Was genau ist Big Data?
Mit Big Data sind große Datenmengen gemeint, die früher in der Regel nicht vorlagen, beispielsweise durch das Internet oder unterschiedliche Tracking-Protokolle. Konventionelle Analyseverfahren scheitern oft, Muster in diesen großen Datenmengen zu erkennen. Scharf abgegrenzt werden kann der Begriff aber nicht.

Und was bedeutet Big Data für HR?
Zunächst einmal bedeutet es, große Datenmengen zu sichern, die beispielsweise bei Mitarbeiterbefragungen oder Performance-Bewertungen anfallen. Sie zu speichern und elektronisch verfügbar zu haben, ist ein erster Schritt. Der zweite Schritt ist dann die Analyse dieser großen Datenmengen. So viele neue Datenquellen gibt es im HR-Bereich noch nicht, allerdings haben viele HRler schon Probleme, die herkömmlichen Datenmengen adäquat auszuwerten.

Was ist eigentlich der Unterschied zum Personalcontrolling? Daten sammeln und auswerten ist im HR-Bereich nicht neu.

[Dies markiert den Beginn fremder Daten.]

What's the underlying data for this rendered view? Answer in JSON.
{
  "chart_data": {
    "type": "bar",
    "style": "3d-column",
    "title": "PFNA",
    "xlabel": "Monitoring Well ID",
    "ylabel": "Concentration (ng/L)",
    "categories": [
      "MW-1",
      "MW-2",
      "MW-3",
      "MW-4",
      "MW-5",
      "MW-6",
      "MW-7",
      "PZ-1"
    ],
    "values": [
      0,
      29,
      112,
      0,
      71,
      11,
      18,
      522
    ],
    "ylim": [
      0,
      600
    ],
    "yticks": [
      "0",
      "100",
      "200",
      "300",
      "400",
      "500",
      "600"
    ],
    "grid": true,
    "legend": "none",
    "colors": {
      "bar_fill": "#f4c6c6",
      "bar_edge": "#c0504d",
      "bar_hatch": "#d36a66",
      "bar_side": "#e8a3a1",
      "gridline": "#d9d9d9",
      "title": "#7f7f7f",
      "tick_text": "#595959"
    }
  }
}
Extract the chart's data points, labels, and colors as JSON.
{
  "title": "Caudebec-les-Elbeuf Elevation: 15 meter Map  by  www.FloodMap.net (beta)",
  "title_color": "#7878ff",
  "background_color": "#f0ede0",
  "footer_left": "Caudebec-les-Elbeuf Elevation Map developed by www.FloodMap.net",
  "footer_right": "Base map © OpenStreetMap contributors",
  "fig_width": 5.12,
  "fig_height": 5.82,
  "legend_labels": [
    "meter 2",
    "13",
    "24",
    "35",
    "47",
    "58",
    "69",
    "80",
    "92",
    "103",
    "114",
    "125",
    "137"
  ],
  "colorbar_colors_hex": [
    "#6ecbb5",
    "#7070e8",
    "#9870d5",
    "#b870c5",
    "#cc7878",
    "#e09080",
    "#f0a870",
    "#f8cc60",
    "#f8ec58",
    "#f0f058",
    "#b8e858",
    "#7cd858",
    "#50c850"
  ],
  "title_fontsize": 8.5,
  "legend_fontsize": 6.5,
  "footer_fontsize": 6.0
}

Im Personalcontrolling geht es häufig darum, Daten zu sammeln und Kennzahlensysteme aufzubereiten. Da werden zum Beispiel die durchschnittlichen Fehltage oder die Personalkosten pro Mitarbeiter erfasst. Möglichkeiten, die im Zusammenhang mit Big Data diskutiert werden, gehen auf zwei Wegen hierüber hinaus. Erstens sollen Vorhersagen zu einzelnen Individuen ermöglicht werden. Schaut sich ein Mitarbeiter beispielsweise häufig Stellenangebote auf entsprechenden Internetseiten an, lässt sich hieraus ein erhöhtes Risiko ableiten, dass dieser Mitarbeiter das Unternehmen verlässt. Diese individuellen Vorhersagen sind im klassischen Personalcontrolling eher unüblich. Zweitens werden in der Personalarbeit die Zahlen häufig nur zur Verfügung gestellt und aufbereitet, aber es wird kaum versucht, eigene Ableitungen und Kausalzusammenhänge aus den Daten herzustellen. Welche Mitarbeiter sind es denn, die in erster Linie unser Unternehmen verlassen? Sind es die High-Performer oder die Low-Performer? Das Personalcontrolling liefert häufig ein Kennzahlensystem, ohne jedoch zum Beispiel wirksame Stellschrauben zu identifizieren, wie ungewollte Mitarbeiterfluktuation verringert werden könnte.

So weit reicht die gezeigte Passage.